Asked if he's concerned about demanding payment from the cash-strapped agency, Olsen pointed to $85 million in cash reserves the S&WB tapped to pay for emergency repairs, starting with power turbines that broke in March and continuing after Aug. 5 with broken drainage pumps and a critical manpower shortage.
But new figures provided by the S&WB Tuesday show that all but $2 million of the reserve fund has already been approved for various emergency contracts -- none for paying damage claims.
In fact, Rainey said the agency is still reviewing all the claims and is not ready to admit liability for paying any of them.
Damage claims against the Sewerage & Water Board could still balloon to tens of millions of dollars. That's because more claims can still be filed and most of the claimants so far have been limited to people whose insurance policies did not include coverage for floods.
Now, car insurance companies that paid people's flood losses are starting to go after the Sewerage & Water Board to get their money back, in a process called subrogation. For example, GEICO recently informed a client whose car flooded Aug. 5 that the company is pursuing reimbursement from the S&WB for its claims payment, plus the client’s deductible.

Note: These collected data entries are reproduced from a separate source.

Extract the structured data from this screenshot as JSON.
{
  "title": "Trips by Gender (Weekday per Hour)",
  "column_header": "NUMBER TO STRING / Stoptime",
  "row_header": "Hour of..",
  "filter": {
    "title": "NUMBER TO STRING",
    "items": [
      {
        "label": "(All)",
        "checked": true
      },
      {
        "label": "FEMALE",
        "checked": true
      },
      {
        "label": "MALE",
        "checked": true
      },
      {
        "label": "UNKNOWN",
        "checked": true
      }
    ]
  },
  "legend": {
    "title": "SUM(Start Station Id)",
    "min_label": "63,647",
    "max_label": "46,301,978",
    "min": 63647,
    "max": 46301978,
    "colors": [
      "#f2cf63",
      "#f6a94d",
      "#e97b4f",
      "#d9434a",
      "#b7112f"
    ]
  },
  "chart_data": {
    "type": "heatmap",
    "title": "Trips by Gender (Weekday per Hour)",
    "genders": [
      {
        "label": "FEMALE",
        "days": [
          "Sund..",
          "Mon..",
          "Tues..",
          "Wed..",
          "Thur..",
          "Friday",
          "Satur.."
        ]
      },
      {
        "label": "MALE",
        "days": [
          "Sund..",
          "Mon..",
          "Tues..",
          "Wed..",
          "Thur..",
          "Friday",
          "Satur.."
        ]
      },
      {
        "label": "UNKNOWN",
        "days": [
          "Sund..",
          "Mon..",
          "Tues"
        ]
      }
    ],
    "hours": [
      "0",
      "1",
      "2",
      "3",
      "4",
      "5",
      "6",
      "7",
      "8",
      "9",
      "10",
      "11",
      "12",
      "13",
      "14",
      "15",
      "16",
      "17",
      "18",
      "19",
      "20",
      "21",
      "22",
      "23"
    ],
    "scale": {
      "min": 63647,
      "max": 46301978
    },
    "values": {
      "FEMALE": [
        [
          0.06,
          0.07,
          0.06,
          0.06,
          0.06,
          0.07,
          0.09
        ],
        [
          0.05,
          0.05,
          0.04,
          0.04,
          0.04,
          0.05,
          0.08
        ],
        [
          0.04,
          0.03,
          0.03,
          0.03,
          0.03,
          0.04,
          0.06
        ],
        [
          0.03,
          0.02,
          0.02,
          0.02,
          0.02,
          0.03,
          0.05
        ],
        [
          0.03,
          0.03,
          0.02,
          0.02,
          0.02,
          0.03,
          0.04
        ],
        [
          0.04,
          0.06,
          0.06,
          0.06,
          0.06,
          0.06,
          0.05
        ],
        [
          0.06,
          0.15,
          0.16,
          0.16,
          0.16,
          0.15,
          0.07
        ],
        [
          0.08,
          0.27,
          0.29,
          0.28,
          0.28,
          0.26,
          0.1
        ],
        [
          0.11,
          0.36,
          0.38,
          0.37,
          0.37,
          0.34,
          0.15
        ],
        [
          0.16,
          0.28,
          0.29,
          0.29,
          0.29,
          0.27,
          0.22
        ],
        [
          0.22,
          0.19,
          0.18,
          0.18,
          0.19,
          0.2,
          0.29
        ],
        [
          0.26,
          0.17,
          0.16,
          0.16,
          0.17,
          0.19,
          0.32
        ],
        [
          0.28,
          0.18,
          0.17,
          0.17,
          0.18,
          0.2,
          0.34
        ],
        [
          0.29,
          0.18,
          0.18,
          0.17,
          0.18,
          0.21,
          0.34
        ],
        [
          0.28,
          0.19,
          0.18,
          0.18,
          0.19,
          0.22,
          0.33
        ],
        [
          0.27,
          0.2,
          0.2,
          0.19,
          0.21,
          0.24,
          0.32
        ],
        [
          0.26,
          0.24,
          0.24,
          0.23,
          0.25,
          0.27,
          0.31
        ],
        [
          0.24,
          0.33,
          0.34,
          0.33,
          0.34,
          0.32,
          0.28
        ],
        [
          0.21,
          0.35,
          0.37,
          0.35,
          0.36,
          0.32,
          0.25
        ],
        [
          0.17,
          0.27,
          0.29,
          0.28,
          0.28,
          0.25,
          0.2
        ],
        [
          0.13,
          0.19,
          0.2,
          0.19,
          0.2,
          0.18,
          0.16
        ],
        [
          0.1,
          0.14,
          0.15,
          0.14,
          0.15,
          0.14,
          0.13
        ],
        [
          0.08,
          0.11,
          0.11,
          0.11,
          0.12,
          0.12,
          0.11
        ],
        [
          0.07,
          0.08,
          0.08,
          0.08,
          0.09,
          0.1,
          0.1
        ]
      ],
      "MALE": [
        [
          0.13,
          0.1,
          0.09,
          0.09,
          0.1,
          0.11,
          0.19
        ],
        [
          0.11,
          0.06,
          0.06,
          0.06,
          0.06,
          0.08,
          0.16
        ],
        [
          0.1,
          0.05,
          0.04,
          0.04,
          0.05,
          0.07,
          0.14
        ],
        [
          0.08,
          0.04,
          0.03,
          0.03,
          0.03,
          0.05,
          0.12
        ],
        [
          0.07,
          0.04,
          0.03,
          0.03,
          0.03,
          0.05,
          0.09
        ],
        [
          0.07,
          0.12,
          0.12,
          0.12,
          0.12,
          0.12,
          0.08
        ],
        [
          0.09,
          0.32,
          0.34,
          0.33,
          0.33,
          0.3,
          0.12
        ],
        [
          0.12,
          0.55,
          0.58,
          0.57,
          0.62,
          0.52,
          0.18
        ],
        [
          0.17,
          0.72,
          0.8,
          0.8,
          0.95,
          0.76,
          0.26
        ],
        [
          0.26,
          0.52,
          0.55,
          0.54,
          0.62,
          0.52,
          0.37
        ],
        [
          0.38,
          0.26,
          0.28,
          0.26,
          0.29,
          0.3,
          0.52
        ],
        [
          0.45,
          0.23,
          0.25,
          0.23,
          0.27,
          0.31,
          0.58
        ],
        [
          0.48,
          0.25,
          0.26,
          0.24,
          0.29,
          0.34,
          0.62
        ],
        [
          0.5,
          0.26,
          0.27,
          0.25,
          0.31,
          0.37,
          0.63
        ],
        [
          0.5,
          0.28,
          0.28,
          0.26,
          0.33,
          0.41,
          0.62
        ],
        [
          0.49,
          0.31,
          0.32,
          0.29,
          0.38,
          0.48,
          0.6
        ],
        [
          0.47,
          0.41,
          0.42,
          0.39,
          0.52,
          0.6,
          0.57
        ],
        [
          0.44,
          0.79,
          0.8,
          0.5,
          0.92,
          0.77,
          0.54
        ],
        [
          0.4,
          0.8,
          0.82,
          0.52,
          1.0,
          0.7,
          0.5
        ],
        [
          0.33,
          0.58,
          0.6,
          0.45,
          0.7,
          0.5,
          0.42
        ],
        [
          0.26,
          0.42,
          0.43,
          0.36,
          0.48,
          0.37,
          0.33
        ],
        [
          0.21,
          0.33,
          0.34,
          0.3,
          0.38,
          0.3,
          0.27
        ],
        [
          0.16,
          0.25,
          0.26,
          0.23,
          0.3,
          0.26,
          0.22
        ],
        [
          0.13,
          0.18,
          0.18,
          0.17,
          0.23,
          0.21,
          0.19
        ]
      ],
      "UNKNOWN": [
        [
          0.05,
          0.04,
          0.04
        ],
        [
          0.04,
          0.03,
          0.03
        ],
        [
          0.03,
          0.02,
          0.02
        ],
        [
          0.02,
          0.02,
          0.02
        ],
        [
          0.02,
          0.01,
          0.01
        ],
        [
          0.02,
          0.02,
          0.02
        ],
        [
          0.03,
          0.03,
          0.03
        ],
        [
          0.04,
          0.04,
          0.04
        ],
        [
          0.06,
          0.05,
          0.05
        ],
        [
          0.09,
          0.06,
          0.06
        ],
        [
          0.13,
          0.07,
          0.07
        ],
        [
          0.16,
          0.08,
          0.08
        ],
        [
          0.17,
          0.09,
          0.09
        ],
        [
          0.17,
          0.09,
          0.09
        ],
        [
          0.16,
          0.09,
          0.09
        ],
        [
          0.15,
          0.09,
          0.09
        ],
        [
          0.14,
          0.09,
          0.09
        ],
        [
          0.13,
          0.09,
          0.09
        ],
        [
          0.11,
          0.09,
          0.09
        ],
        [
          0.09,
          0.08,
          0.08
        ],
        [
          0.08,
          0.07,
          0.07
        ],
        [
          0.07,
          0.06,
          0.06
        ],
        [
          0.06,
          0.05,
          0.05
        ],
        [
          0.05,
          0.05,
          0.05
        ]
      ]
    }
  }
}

Viewer videos from the Aug. 5 flood
After initially providing WWL-TV with a database of flood damage claims through the end of February, the S&WB now argues pending claims and their potential costs are not a public record.
“These are legal matters being handled by our Risk Management Department and Legal Department,” Rainey said. “The S&WB is doing its due diligence to investigate and process these claims as thoroughly as possible. All of them remain under review.”